More costs for R2bn labour contract
Over and above the inflated R2 billion contract with Siemens, the Department of Labour (DOL) will pay for termination support for another 12 months.
The DOL's public-private partnership (PPP) with Siemens - to deliver IT systems - concludes at the end of this month, after 10 years. What initially started off as a contract for R1.2 billion, controversially inflated to R2 billion, and the department now says the costs for the termination support have not yet been negotiated.
The cost of the termination support will be in addition to the R2 billion costs already incurred.
In February 2011, the IT contract between Siemens and the department was put under investigation due to non-delivery, among other issues.
The budget overruns are attributed mainly to additional services and the rise in the consumer price index, according to the department.

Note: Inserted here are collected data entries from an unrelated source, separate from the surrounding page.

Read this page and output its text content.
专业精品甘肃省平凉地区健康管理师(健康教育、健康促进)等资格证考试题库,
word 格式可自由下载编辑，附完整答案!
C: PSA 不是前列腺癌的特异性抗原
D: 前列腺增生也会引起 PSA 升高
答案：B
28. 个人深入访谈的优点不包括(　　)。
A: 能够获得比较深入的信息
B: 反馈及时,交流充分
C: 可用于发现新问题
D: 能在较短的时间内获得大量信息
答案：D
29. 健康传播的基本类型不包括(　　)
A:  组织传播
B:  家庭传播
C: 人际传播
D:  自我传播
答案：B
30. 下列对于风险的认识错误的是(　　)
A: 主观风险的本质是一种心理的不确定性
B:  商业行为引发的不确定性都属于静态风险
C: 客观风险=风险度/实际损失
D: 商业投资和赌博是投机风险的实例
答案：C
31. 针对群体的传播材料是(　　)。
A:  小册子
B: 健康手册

EOH will provide termination support for about 12 months. "We did not appoint EOH," says the department. It explains that Siemens sold 100% of its IT Solutions and Services in SA to EOH.
"The contract makes provision for a termination support period of up to 12 months, which allows for transition and handover. During this period, EOH will provide continuity of ICT services, as well as wrap up any outstanding project work."
The department admits that by 2003, it should have had an exit strategy, but by 2011 there was still no exit plan. "The end of this contract marks a new frontier in ICT for the department through the establishment of a new ICT operating model focused on building internal capacity."
The department also appointed technology services company Accenture to help it with an exit strategy from its contract with Siemens.
This was questioned by labour Parliamentary portfolio committee members, because the appointment was made without a tender process.
"Accenture came in on a specific scope to develop an exit and services plan and the ICT strategy. It did not come in to replace Siemens," says the DOL.
After previously stating non-delivery of services for the termination of the contract, the DOL now says the current PPP model will not meet the organisation's changing needs in the future.
"The PPP was the first partnership in SA of its kind and has no doubt encountered many obstacles. Challenges have been experienced in project delays and changing business requirements; however, this is not uncommon in the industry."
The department is working with Siemens on the exit and services transfer project to hand over information and services to the department.
"PricewaterhouseCoopers has been appointed as transaction advisor to assist the department in issuing requests for proposals and selecting ICT service vendors."
The department last month admitted its exit from the Siemens contract posed risks and threats.
CIO Thabo Sefali said expected threats are increased levels of attrition with the current Siemens resource pool, procurement of services that may result in higher than expected costs, the transition to a new operating model, representing an inherent risk in operational stability, and other security risks.
However, he added the threats are being attended to and the DOL is working on plans to mitigate them.
In October, it also announced a new five-year ICT strategy. It said this is to help it enter a new phase of modernisation to increase its operational efficiencies and strengthen its institutional capacity.
1998 was the last time the department had an ICT strategy.